Keep in mind that changes made to data imported from Land Desktop projects are not automatically applied to the original Land Desktop project. However, if you want to update a Land Desktop project database to include work created in Civil 3D, you can do so by opening a Civil 3D 2006 drawing in Land Desktop 2006 and choosing the Projects/Extract Civil 3D Data command.
You can create new alignments directly within Civil 3D from polylines or create them interactively with the Alignment Layout tools. If the geometry for your alignment already exists in your drawing, such as for an existing highway baseline that may be provided by a surveyor as lines and arcs, first join that geometry into a single polyline. You can create an alignment from your joined polyline with Alignments/Create Alignment from Polyline. This approach may be best when you need to perform some AutoCAD acrobatics to determine the first draft of your alignment, such as a subdivision road constrained by multiple property line offsets.

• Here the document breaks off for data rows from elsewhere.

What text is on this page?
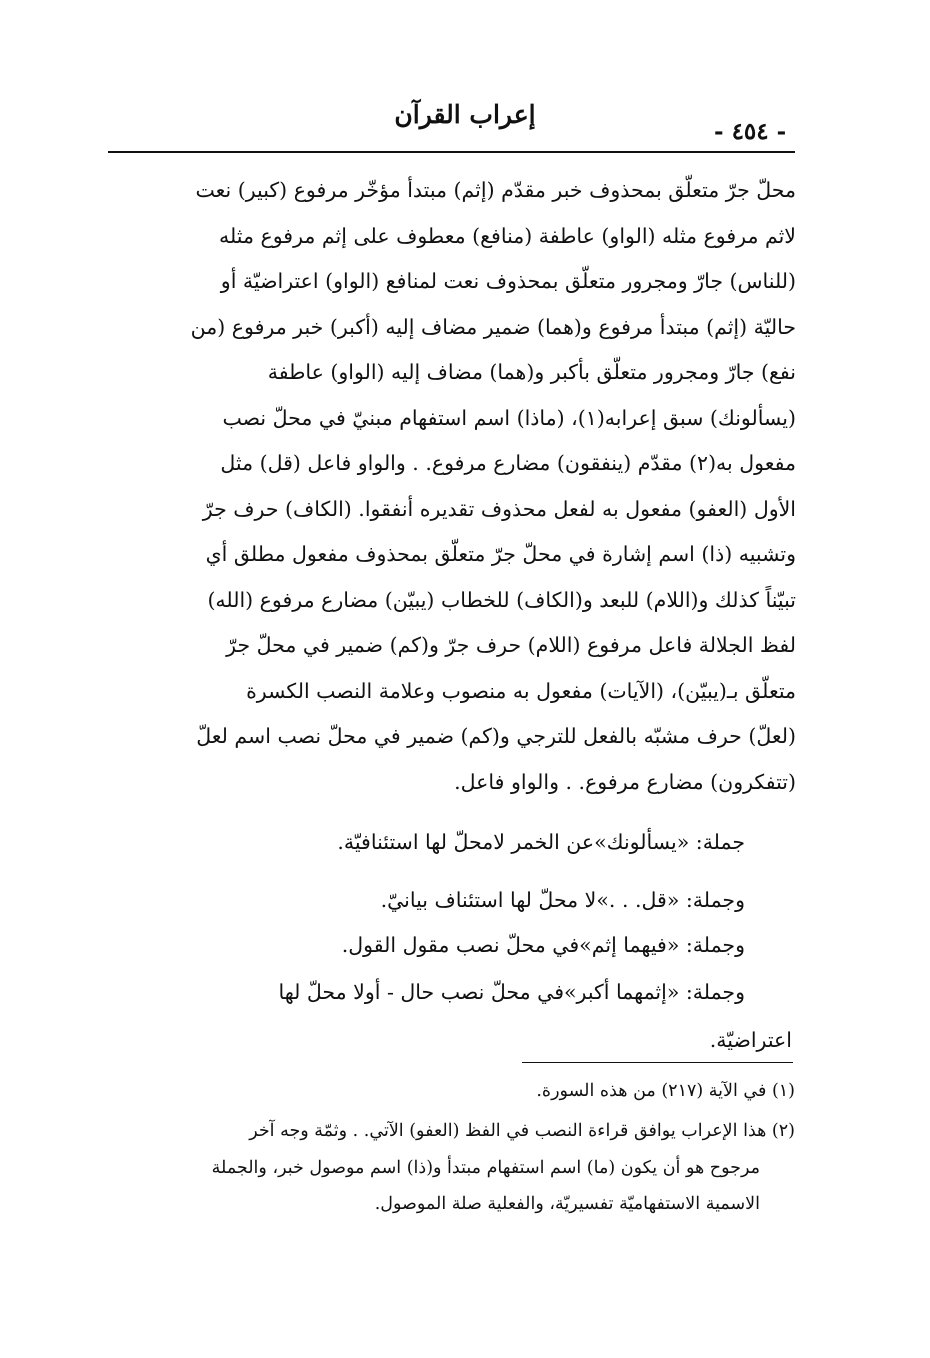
إعراب القرآن
- ٤٥٤ -
محلّ جرّ متعلّق بمحذوف خبر مقدّم (إثم) مبتدأ مؤخّر مرفوع (كبير) نعت
لاثم مرفوع مثله (الواو) عاطفة (منافع) معطوف على إثم مرفوع مثله
(للناس) جارّ ومجرور متعلّق بمحذوف نعت لمنافع (الواو) اعتراضيّة أو
حاليّة (إثم) مبتدأ مرفوع و(هما) ضمير مضاف إليه (أكبر) خبر مرفوع (من
نفع) جارّ ومجرور متعلّق بأكبر و(هما) مضاف إليه (الواو) عاطفة
(يسألونك) سبق إعرابه(١)، (ماذا) اسم استفهام مبنيّ في محلّ نصب
مفعول به(٢) مقدّم (ينفقون) مضارع مرفوع. . والواو فاعل (قل) مثل
الأول (العفو) مفعول به لفعل محذوف تقديره أنفقوا. (الكاف) حرف جرّ
وتشبيه (ذا) اسم إشارة في محلّ جرّ متعلّق بمحذوف مفعول مطلق أي
تبيّناً كذلك و(اللام) للبعد و(الكاف) للخطاب (يبيّن) مضارع مرفوع (الله)
لفظ الجلالة فاعل مرفوع (اللام) حرف جرّ و(كم) ضمير في محلّ جرّ
متعلّق بـ(يبيّن)، (الآيات) مفعول به منصوب وعلامة النصب الكسرة
(لعلّ) حرف مشبّه بالفعل للترجي و(كم) ضمير في محلّ نصب اسم لعلّ
(تتفكرون) مضارع مرفوع. . والواو فاعل.
جملة: «يسألونك»عن الخمر لامحلّ لها استئنافيّة.
وجملة: «قل. . .»لا محلّ لها استئناف بيانيّ.
وجملة: «فيهما إثم»في محلّ نصب مقول القول.
وجملة: «إثمهما أكبر»في محلّ نصب حال - أولا محلّ لها
اعتراضيّة.
(١) في الآية (٢١٧) من هذه السورة.
(٢) هذا الإعراب يوافق قراءة النصب في الفظ (العفو) الآتي. . وثمّة وجه آخر
مرجوح هو أن يكون (ما) اسم استفهام مبتدأ و(ذا) اسم موصول خبر، والجملة
الاسمية الاستفهاميّة تفسيريّة، والفعلية صلة الموصول.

When creating an alignment from a polyline, several options are available in the Create Alignment dialog (figure 1). Alignments, profiles, cross sections, grading groups and parcels are stored in sites to allow designers to organize them appropriately. A site could represent a design alternative, a phase of a project, a separate geographic location or any other logical breakdown. You can choose an existing site from the drop-down list or create a new site on the fly with the button to the right of the drop-down list (figure 2).
Figure 1. Create an alignment from polyline options.

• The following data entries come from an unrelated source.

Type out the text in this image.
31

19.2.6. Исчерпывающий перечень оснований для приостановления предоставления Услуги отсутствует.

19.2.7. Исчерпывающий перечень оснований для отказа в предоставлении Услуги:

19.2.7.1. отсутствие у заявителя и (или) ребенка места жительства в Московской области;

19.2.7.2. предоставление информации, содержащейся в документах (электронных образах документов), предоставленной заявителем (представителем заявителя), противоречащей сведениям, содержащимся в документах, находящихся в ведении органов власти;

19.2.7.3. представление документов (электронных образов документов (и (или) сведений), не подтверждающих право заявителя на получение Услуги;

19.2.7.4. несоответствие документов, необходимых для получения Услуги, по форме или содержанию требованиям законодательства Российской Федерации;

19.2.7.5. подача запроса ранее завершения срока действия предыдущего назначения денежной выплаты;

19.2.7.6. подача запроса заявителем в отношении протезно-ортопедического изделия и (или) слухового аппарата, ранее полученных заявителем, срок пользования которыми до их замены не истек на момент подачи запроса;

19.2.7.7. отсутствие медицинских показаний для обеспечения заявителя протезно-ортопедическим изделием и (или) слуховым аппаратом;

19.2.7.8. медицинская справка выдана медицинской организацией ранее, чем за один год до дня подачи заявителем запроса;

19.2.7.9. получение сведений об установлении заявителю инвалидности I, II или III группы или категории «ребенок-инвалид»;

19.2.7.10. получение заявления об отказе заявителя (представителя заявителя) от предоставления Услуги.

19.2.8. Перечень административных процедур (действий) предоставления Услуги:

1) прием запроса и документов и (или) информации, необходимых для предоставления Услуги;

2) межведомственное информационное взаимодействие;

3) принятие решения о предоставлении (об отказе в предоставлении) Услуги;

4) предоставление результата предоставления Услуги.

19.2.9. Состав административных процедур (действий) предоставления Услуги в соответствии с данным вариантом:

Figure 2. Creating a new site on the fly within the Create Alignment dialog.
The Name and Description fields allow you to identify the alignment as you see fit. The Starting Station field is where you identify the station at the start point of the polyline. Note that this station is easy to modify later if you would rather define the starting station somewhere else. The Alignment Style field lets you choose the style that controls the display of the alignment geometry itself -- specifically the alignment tangents, curves, spirals, extension lines, points of intersection, pass-through points, station reference point and direction arrows. You can choose to adjust or disable the display of all these elements through the Alignment Style. The Alignment label set option controls the alignment labels such as station text, station point labels and related annotation. The default layer the alignment is placed on is the layer specified in the Edit Drawing Settings Command. To change this setting, right-click on drawing name in the Settings tab of the Civil 3D Toolspace and choose Edit Drawing Settings. The conversion options let you add curves automatically to angle points in the alignment (points of intersection without curves) and automatically delete the original polyline, if you wish.

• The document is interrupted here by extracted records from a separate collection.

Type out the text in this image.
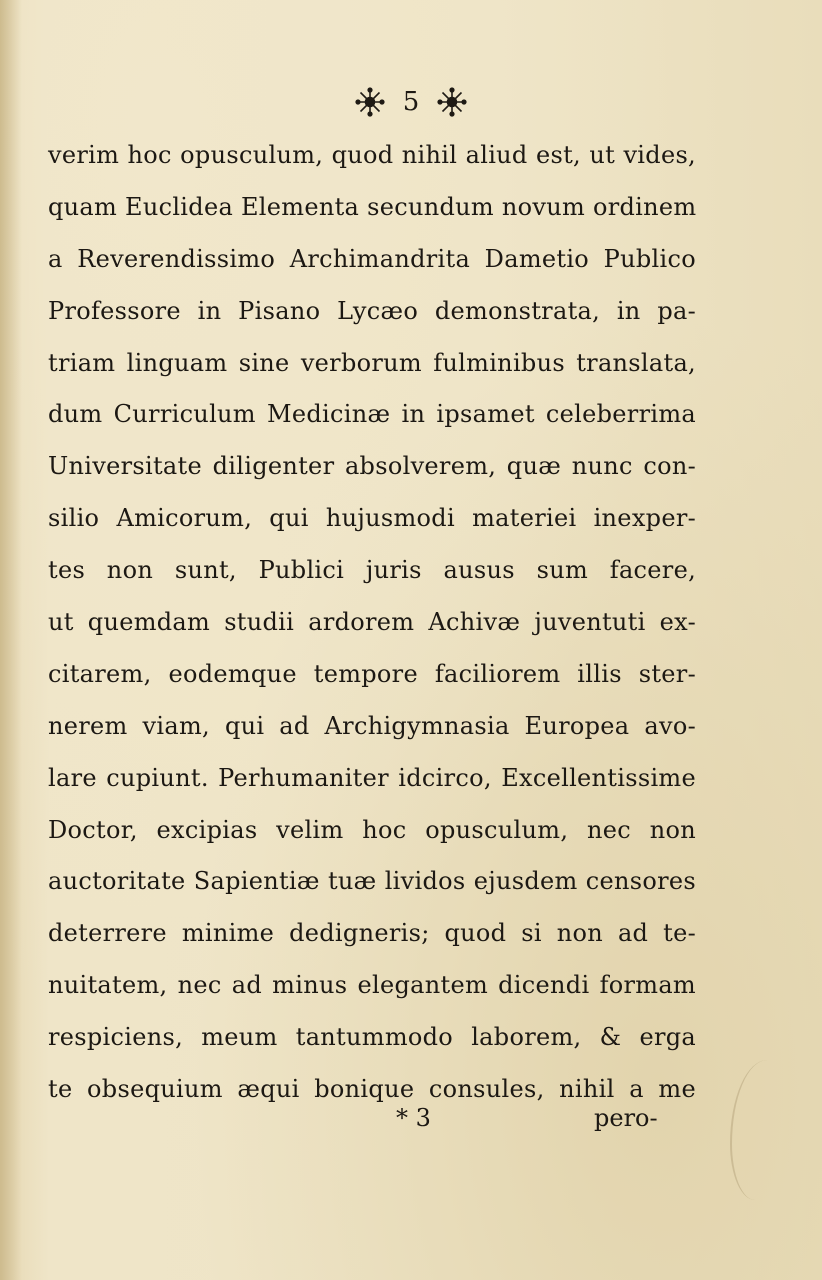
5
verim hoc opusculum, quod nihil aliud est, ut vides,
quam Euclidea Elementa secundum novum ordinem
a Reverendissimo Archimandrita Dametio Publico
Professore in Pisano Lycæo demonstrata, in pa-
triam linguam sine verborum fulminibus translata,
dum Curriculum Medicinæ in ipsamet celeberrima
Universitate diligenter absolverem, quæ nunc con-
silio Amicorum, qui hujusmodi materiei inexper-
tes non sunt, Publici juris ausus sum facere,
ut quemdam studii ardorem Achivæ juventuti ex-
citarem, eodemque tempore faciliorem illis ster-
nerem viam, qui ad Archigymnasia Europea avo-
lare cupiunt. Perhumaniter idcirco, Excellentissime
Doctor, excipias velim hoc opusculum, nec non
auctoritate Sapientiæ tuæ lividos ejusdem censores
deterrere minime dedigneris; quod si non ad te-
nuitatem, nec ad minus elegantem dicendi formam
respiciens, meum tantummodo laborem, & erga
te obsequium æqui bonique consules, nihil a me
* 3	pero-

The alignment direction initially matches the direction of the original polyline. If you would prefer the alignment to run in reverse of the original polyline, use the Alignments/Reverse Polyline command.
In a coming article, I'll discuss another way to create new alignments using Create by Layout and also discuss the alignment editing tools.
Civil 3D alignment objects offer users a dynamic, easily updatable foundation for road design and similar linear design tasks. This long awaited toolset is an enormous step forward over the functionality of Land Desktop and similar software packages.